Michael R. Bloomberg may have forgotten that he’s not running for president.
Wearing a Ralph Lauren stars-and-stripes sweater under a blazer with a flag pin, the former mayor was pumping hands with everyone at the Shed, the new arts center at Hudson Yards that his administration was instrumental in creating.
Mr. Bloomberg helped guide the city’s $75 million contribution, and his personal foundation gave another $75 million (garnering him naming rights for the main Bloomberg Building).
He was joined by fellow billionaires Kenneth C. Griffin (whose $238 million pied-à-terre on Central Park South is America’s most expensive home), who gave $25 million, and Stephen M. Ross, the chairman of the Related Companies, which developed Hudson Yards.
At times, the founders dinner on Sunday, which kicked off a week of opening festivities, resembled a campaign rally.
“Mike had built a world-leading company, became one of the leading philanthropists of any era and become a model political leader,” said Daniel L. Doctoroff, Mr. Bloomberg’s former deputy mayor, who is chairman of the Shed’s board. “It took the Rockefeller family three generations to do what Mike has done in his lifetime.”
Among those dining on poached cod were Alex Poots, the chief executive and artistic director of the Shed; David Rockwell, Charles Renfro and Ricardo Scofidio, some of the architects who designed the center; and art-world cognoscenti, including Adam Weinberg, Glen Lowry, Thelma Golden and Colby Mugrabi.
They were joined by numerous artists including Steve McQueen, Steve Reich, Joan Jonas, Lawrence Weiner and Lynn Hersman Leeson, whose works the Shed has commissioned.
After dinner, Ben Whishaw, the actor, and Renée Fleming, the soprano, previewed “Norma Jeane Baker of Troy,” their coming collaboration with the writer Anne Carson. Next, Chen Shi-Zheng, the theater director, introduced a scene from “Dragon Spring, Phoenix Rise,” his new dance work.
“This is a wonderful thing for the city, it’s a wonderful thing for the arts, it’s a wonderful thing for America and the world,” Mr. Bloomberg said, between greeting fans.
And is there anything he is especially looking forward to seeing? “Poots is the right guy to ask about that,” he said, as he went back to shaking hands.
Rock of Ages
The Metropolitan Museum of Art celebrated performance of a more popular kind on Monday night, with the opening of the exhibit “Play It Loud: Instruments of Rock & Roll.”

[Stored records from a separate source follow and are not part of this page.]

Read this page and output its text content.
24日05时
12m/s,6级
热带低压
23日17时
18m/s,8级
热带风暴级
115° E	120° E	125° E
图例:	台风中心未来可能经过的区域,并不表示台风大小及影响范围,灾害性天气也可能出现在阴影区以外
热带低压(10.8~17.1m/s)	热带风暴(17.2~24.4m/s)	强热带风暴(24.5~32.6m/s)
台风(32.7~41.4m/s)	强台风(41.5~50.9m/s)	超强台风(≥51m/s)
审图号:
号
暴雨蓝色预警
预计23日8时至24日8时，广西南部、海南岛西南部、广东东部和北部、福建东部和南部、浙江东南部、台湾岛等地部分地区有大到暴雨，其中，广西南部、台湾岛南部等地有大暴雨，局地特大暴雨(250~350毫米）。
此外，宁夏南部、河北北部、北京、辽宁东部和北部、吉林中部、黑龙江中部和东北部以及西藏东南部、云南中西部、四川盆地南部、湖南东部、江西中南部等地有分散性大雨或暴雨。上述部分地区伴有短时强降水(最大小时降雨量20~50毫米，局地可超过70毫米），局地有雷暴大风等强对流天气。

The pop instruments include: the 1957 Gibson electric guitar that Chuck Berry used to record “Johnny B. Goode”; a Beatles drum set from 1963; an acrylic piano used by Lady Gaga during her Artpop tour; and fragments of Stratocaster guitars smashed onstage by Jimi Hendrix in 1967 and Kurt Cobain in 1993.
Baby boomers flooded the opening like it was 5 o’clock at Denny’s, strutting their finest vintage looks in line with the “rock ’n’ roll attire” dress code. There were tie-dyed T-shirts under fringed buckskin coats, Carnaby Street prints paired with plastic jewelry, and countless variations on Sgt. Pepper jackets, all worn with unapologetic panache.
“The only reason they wanted me here is that I’m old enough to be in a museum myself,” said Don Felder, who contributed the double-neck guitar he used to play the Eagles hit “Hotel California” for some 40 years.
He and Steve Miller, whose band is known for a string of velvety ’70s singles like “Take the Money and Run,” joined the Roots during a two-hour set in the great hall. Also wandering the ancient Greek galleries were Jimmy Page, Kate Pierson and Rosanne Cash, the musicians; Jeff Koons, the artist; Max Hollein, the museum’s director; and Anna Sui, the designer.
“I used to come here all the time, as an art history student, to sketch these vases and the marbles,” said Tina Weymouth, the bassist of Talking Heads, who has three guitars in the show.
And did it make her feel old to have her own artifacts join the collection?
“I don’t know about old,” she said, “but venerable.”